Por Jorge Ribeiro Mendonça
Of-Counsel da Cerejeira Namora, Marinho Falcão
A bordo do Alfa Pendular a caminho de Lisboa, o verso do poema “À Poesia” de Miguel Torga ressoou na minha cabeça com a entoação que um amigo colocava ao dizer este poema. Vou de comboio!
Uma viagem de Alfa entre Lisboa e Porto demora, atualmente – e sempre – , mais de 3 horas, ou seja, mais do que o tempo previsto para a viagem devido a obras de melhoria da infraestrutura entre Aveiro e Gaia. Por vezes os serviços da CP pedem desculpas pelo atraso, outras vezes não manifesta qualquer lamento.
Recentemente o The Guardian fez uma sugestão de viagens em que o repórter especialista em viagens demoradas (“slow travel expert”), Nicky Gardner, recomenda a viagem de comboio Lisboa-Vigo por causa do preço, mas acima de tudo pela experiência enquanto viagem, considerada pelo autor, aliás, como uma das melhores (“finest”) viagens internacionais de comboio, na perspetiva de um viajante em turismo e não de alguém no seu dia-a-dia.
Nicky Gardner explica que não deveria ser assim tão difícil chegar a Portugal de comboio. Relata “há cerca de 15 anos, viajei de Berlim para Lisboa apenas com uma única mudança de comboio em Paris. Mas apesar de grandes melhorias nas redes domésticas de Espanha e Portugal, os serviços transfronteiriços entre os dois países têm sido terrivelmente negligenciados. Desde antes da pandemia que não tem havido comboios internacionais diretos de passageiros de ou para Lisboa.”
Em qualquer cidade europeia há estações com ligações internacionais de comboio, apresentando os seus painéis cheios de cidades e horários de partida. Já em Lisboa, não há uma ligação direta com Madrid. As ligações que existem obrigam a mudanças de comboio e demoram no melhor cenário 9h11m e no tempo estimado mais longo chegam a demorar 18h27m. Note-se, que estes tempos não contabilizam as esperas pelo comboio, nem eventuais atrasos.
Portugal foi nos últimos trinta anos desinvestindo fortemente da linha ferroviária, perdendo ligações, suprimindo horários, diminuindo a oferta. E não se trata apenas de um problema de falta de ligação com a Europa, pois as ligações domésticas têm sofrido igual tratamento, nem uma tendência dos anos 80 e 90.

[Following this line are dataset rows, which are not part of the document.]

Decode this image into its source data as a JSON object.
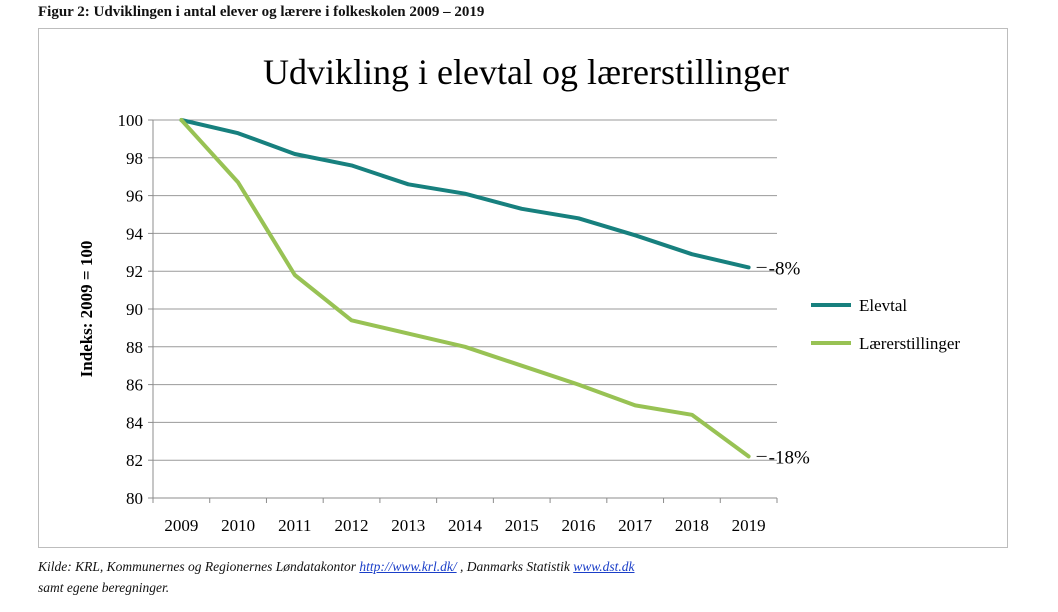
{
  "figure_caption": "Figur 2: Udviklingen i antal elever og lærere i folkeskolen 2009 – 2019",
  "colors": {
    "elevtal": "#17807e",
    "laererstillinger": "#98c254",
    "grid": "#9a9a9a",
    "axis": "#8c8c8c"
  },
  "chart_data": {
    "type": "line",
    "title": "Udvikling i elevtal og lærerstillinger",
    "xlabel": "",
    "ylabel": "Indeks: 2009 = 100",
    "ylim": [
      80,
      100
    ],
    "y_ticks": [
      100,
      98,
      96,
      94,
      92,
      90,
      88,
      86,
      84,
      82,
      80
    ],
    "x": [
      "2009",
      "2010",
      "2011",
      "2012",
      "2013",
      "2014",
      "2015",
      "2016",
      "2017",
      "2018",
      "2019"
    ],
    "grid": true,
    "legend_position": "right",
    "series": [
      {
        "name": "Elevtal",
        "values": [
          100,
          99.3,
          98.2,
          97.6,
          96.6,
          96.1,
          95.3,
          94.8,
          93.9,
          92.9,
          92.2
        ],
        "end_label": "-8%"
      },
      {
        "name": "Lærerstillinger",
        "values": [
          100,
          96.7,
          91.8,
          89.4,
          88.7,
          88.0,
          87.0,
          86.0,
          84.9,
          84.4,
          82.2
        ],
        "end_label": "-18%"
      }
    ]
  },
  "source": {
    "line1_prefix": "Kilde: KRL, Kommunernes og Regionernes Løndatakontor ",
    "link1": "http://www.krl.dk/",
    "line1_middle": " , Danmarks Statistik ",
    "link2": "www.dst.dk",
    "line2": "samt egene beregninger."
  }
}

No início da pandemia COVID-19, foi suprimido o Lusitânia que permitia a ligação noturna entre Lisboa e Madrid e o Sud-Express que ligava Lisboa a Hendaia em França. As supressões não são algo de um passado longínquo, a supressão dessas ligações ocorreu a 17 de março de 2020 e o fim da pandemia apenas trouxe a confirmação de que tais ligações não seriam repostas.

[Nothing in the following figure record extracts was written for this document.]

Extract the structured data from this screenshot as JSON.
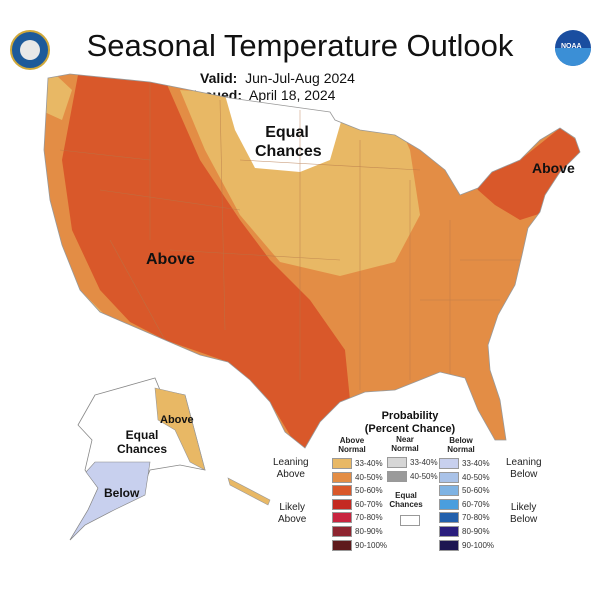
{
  "header": {
    "title": "Seasonal Temperature Outlook",
    "valid_label": "Valid:",
    "valid_value": "Jun-Jul-Aug 2024",
    "issued_label": "Issued:",
    "issued_value": "April 18, 2024"
  },
  "logos": {
    "left": "Department of Commerce seal",
    "right": "NOAA"
  },
  "map_labels": {
    "west_above": "Above",
    "north_equal_1": "Equal",
    "north_equal_2": "Chances",
    "northeast_above": "Above",
    "ak_above": "Above",
    "ak_equal_1": "Equal",
    "ak_equal_2": "Chances",
    "ak_below": "Below"
  },
  "colors": {
    "above_33_40": "#e8b865",
    "above_40_50": "#e38d45",
    "above_50_60": "#d9582a",
    "equal": "#ffffff",
    "below_33_40": "#c8d0ee"
  },
  "legend": {
    "title": "Probability",
    "subtitle": "(Percent Chance)",
    "col_above": [
      "Above",
      "Normal"
    ],
    "col_near": [
      "Near",
      "Normal"
    ],
    "col_below": [
      "Below",
      "Normal"
    ],
    "leaning_above": [
      "Leaning",
      "Above"
    ],
    "likely_above": [
      "Likely",
      "Above"
    ],
    "leaning_below": [
      "Leaning",
      "Below"
    ],
    "likely_below": [
      "Likely",
      "Below"
    ],
    "equal": [
      "Equal",
      "Chances"
    ],
    "above": [
      {
        "range": "33-40%",
        "color": "#e8b865"
      },
      {
        "range": "40-50%",
        "color": "#e38d45"
      },
      {
        "range": "50-60%",
        "color": "#d9582a"
      },
      {
        "range": "60-70%",
        "color": "#c42a22"
      },
      {
        "range": "70-80%",
        "color": "#c8243f"
      },
      {
        "range": "80-90%",
        "color": "#8e2530"
      },
      {
        "range": "90-100%",
        "color": "#5e1a1c"
      }
    ],
    "near": [
      {
        "range": "33-40%",
        "color": "#d6d6d6"
      },
      {
        "range": "40-50%",
        "color": "#9a9a9a"
      }
    ],
    "below": [
      {
        "range": "33-40%",
        "color": "#c8d0ee"
      },
      {
        "range": "40-50%",
        "color": "#a9c2e8"
      },
      {
        "range": "50-60%",
        "color": "#7fb3e3"
      },
      {
        "range": "60-70%",
        "color": "#4a9ede"
      },
      {
        "range": "70-80%",
        "color": "#2260ac"
      },
      {
        "range": "80-90%",
        "color": "#2a1e7e"
      },
      {
        "range": "90-100%",
        "color": "#1d1651"
      }
    ]
  }
}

No passado mês de novembro, o Governo anunciou o ambicioso novo Plano Ferroviário Nacional. A existência de um plano é, em si mesma, de saudar. No entanto, entre ideias novas e ideias não tão novas, o plano foca-se num horizonte de médio longo prazo, a pensar em 2050. É de notar, no entanto, que existe um plano Ferrovia 2020, em execução e que está dois anos atrasado e com apenas 15% das obras concluídas!
Falar de transição energética não pode ser apenas substituir os automóveis, com combustíveis fósseis, por automóveis a energias renováveis, nem tão pouco se deve dissociar do desenvolvimento económico. Imagine-se, por exemplo, quantas viagens se fariam de comboio e não de avião se existisse uma ligação ferroviária com Madrid e como isso ajudaria a desenvolver os negócios entre os dois países e a criar mais proximidade social e económica. Imagine-se quantos carros tiraríamos das autoestradas se tivéssemos melhores ligações ferroviárias domésticas e como poderíamos esbater os fossos regionais.
É necessário repensar todo o modelo de mobilidade dentro das cidades e pensar as conexões com outros centros urbanos. Sejamos claros neste aspeto: com o custo de vida cada vez mais caro e com os rendimentos já limitados com tendência a contrair num contexto inflacionista, a aposta na mobilidade não pode ser apenas um sonho de ativistas. A aposta na mobilidade, permitirá desenvolver alternativas mais sustentáveis, oferecendo um balão de oxigénio do ponto de vista financeiro e ambiental.